As she watched the vines of smoke twisting in the sunlight, she tried to picture her son as he went about the business of murdering that fine, vital man. Nothing that she saw in her imaginings wholly persuaded her. Mrs. Panicker, nee Ginny Stallard, had seen two men killed, on different occasions, during her girlhood. The first was Huey Blake, drowned by her brothers in Piltdown Pond during a semi-friendly bout of wrestling. The other was her father, the Reverend Oliver Stallard, shot at Sunday dinner by old Mr. Catley after he went off his head. Though all the world blamed her black husband for the unstable character of her one and only son, Mrs. Panicker suspected that the fault lay squarely with her. The Stallard men had always been blackguards or misfortunates. She was almost inclined to view the fact that it was taking Reggie so long to be brought up from the cells as yet one more example, though heaven knew none was needed, of her son's poor character. She could not imagine what was keeping him.

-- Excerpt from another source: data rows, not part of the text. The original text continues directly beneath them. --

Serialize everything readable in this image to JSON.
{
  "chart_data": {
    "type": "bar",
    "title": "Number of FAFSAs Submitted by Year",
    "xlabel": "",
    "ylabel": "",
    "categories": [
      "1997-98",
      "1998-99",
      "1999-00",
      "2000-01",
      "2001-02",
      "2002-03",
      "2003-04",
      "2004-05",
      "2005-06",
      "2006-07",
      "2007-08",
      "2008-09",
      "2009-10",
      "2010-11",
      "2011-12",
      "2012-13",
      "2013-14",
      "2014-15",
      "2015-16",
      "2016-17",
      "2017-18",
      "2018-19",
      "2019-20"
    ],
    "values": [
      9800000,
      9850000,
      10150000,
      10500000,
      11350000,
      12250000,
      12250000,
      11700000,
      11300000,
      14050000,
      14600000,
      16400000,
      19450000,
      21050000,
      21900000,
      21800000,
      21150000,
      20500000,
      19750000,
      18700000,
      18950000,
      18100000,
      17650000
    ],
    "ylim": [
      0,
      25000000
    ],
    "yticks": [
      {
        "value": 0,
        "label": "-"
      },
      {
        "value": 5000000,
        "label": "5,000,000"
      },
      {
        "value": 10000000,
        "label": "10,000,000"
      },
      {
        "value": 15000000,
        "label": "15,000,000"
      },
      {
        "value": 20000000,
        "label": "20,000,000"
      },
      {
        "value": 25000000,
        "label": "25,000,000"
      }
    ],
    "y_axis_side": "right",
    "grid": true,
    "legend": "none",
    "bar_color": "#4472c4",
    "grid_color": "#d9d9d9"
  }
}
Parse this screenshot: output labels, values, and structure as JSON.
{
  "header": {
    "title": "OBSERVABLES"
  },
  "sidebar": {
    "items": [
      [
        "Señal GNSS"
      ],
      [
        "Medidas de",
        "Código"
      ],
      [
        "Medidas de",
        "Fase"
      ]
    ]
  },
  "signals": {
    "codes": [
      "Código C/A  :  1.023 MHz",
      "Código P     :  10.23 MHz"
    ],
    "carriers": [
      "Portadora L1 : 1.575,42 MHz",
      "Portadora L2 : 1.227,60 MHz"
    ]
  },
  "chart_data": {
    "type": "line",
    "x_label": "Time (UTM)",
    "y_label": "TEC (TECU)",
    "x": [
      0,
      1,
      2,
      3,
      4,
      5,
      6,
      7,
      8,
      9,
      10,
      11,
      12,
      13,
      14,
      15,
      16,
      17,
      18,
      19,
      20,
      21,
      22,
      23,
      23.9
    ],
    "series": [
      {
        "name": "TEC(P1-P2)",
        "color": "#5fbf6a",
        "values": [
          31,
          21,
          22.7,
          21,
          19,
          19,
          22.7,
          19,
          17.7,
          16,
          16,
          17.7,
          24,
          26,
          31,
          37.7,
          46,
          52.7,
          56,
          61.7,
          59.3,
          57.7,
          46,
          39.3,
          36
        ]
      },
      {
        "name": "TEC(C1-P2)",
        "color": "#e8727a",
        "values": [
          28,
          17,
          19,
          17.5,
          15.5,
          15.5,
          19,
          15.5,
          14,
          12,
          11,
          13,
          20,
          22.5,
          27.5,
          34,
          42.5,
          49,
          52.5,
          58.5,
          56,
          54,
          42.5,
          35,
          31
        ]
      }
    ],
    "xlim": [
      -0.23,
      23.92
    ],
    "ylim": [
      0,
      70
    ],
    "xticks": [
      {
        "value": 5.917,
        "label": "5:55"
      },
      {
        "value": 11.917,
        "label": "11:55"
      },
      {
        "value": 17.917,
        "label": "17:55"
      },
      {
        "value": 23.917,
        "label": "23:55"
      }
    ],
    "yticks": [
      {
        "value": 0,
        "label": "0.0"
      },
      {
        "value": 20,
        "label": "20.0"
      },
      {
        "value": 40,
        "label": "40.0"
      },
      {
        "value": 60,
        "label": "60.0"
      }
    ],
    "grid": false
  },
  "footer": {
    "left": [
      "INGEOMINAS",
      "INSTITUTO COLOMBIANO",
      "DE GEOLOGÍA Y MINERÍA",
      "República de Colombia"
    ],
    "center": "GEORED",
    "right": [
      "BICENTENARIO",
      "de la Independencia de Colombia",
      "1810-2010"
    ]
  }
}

The sudden touch of the old man's dry fingers on the back of her right hand made her heart leap in her chest.
"Please," he said, with a glance at her fingers, and she saw that she had taken off her wedding ring and held it pinched tightly between the thumb and first. Clearly she had been tap-tapping the ring against the arm of her chair for quite some time, perhaps from the moment she sat down in the waiting room. The sound of it echoed dimly in her memory.
"I'm sorry," she said. She looked down at the spotted hand on hers. He removed it.
"I know how difficult this must be," he said, and smiled in a reassuring way that was, surprisingly, reassuring. "Mustn't despair."
"He didn't do it," she said.
"That remains to be seen," the old man said. "But so far, I confess, I am inclined to agree with you."
"I have no illusions about my son, sir."
"The hallmark of a sensible parent, no doubt."
"He took a disliking to Mr. Shane. It is true." She was a truthful woman. "But Reggie takes a disliking to everyone. He can't seem to help it."
Then the door opened, and they brought poor Reggie in. There was a plaster on his cheek, and an oblong welt across his left temple, and his nose looked too big, somehow, and all purple across the bridge. She experienced the false realization that these injuries had befallen him during his fatal struggle with Mr. Shane, and the fleeting hope of a claim of self-defense darted through her thoughts before she remembered having overheard Detective Constable Quint tell her husband that Shane was killed from behind, by a single blow to the head; there had been no struggle. A look at the faces of the policemen, eyes steady on the corners of the room as they handled Reggie to the empty chair, and the true realization set in.